Leroi Instruction Manual

Behind a Big Belly is always a wise

E' panzò other Thursday or perhaps before, or any one Thursday I went to a beach at Marina di Ravenna. is the bathhouse that normally attend, and especially in the evening is not so sure that the skin until dusk balding is the best way to develop those drugs that many physicians arrabattono calling them "necessary for the morale and welfare" [In short, the ultraviolet rays have various actions on the skin more or less increments: pigmentogena stimulate the function, ie the new formation of melanin in the epidermis (the tan), play a disinfectant to the skin, stimulate the synthesis of vitamin D, among the mild adverse effects , there is erythema (the burn), involving the vessels and cells of the epidermis and is manifested by hyperemia, rupture of small vessels, blisters, edema, leakage, also the mass, accelerate the growth of hair and, ah, yes, sometimes can cause the appearance of skin cancers. NB: It is clear that all of this I could not care less if it considers not only the tan skin but a boorish action hick white milk-gone-to-male and the bags under his eyes like a must the true radical-chic-alternative].

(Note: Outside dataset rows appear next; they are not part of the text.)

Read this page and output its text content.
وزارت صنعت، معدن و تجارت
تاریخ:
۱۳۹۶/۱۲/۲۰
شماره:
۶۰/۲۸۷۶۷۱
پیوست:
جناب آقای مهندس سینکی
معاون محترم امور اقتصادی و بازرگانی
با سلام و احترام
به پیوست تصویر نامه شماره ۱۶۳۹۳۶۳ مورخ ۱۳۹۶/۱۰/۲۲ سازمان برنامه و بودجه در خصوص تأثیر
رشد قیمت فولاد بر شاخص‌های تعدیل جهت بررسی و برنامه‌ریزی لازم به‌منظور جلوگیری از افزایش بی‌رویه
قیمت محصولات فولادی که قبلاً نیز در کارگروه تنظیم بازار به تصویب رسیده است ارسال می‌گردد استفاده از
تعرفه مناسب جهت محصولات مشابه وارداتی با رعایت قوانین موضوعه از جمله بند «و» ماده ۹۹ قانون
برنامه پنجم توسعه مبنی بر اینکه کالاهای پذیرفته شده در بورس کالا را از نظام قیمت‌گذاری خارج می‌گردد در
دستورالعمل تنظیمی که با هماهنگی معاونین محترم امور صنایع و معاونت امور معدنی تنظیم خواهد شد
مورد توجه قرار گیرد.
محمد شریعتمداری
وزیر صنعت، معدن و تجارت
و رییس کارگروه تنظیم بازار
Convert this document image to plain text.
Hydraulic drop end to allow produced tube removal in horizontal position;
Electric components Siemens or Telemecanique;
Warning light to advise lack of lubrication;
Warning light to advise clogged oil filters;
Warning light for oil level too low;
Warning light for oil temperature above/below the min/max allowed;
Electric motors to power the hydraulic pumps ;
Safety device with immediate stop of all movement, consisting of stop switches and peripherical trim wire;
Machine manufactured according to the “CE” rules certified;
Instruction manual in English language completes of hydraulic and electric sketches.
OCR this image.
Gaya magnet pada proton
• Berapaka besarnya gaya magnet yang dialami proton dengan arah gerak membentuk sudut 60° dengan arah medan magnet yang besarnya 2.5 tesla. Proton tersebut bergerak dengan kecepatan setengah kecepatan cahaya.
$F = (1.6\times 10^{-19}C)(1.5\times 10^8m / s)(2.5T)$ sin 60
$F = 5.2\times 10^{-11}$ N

the beach club that I attend is called Hana-Bi (name derived from a film by Takeshi Kitano, a hero in the purest Japanese style raw fact of violence interspersed with real poetry of little things, that is before you guts a yakuza with a forage-chicken and then does a single sequence of 22 minutes on the look innocence of a child). the Hana-Bi is run by a guy who was once the guitarist of a group hard-core/punk a certain reputation in Eastern pre '89 (this news is cloaked by a certain aura of mystery and is not been possible to ascertain the veracity) that then opened (type) a CD shop and then opened a local ravenna still open and functioning and chiamantesi Bronson (Charles Bronson, the man of the film Death Wish, where after that they had killed and raped and killed in any order yet his daughter, he goes into storage on get back at everything and everyone with a chicken-chopping). in these two places, Hana-Bi and Bronson, the kind of stuff takes very beautiful indie concerts, small groups English post-punk, American and overblown imbolsiti pounding and menano (tools) and seem to have 4 arms and 5 feet 2 Panza. of its kind, has a respectable program.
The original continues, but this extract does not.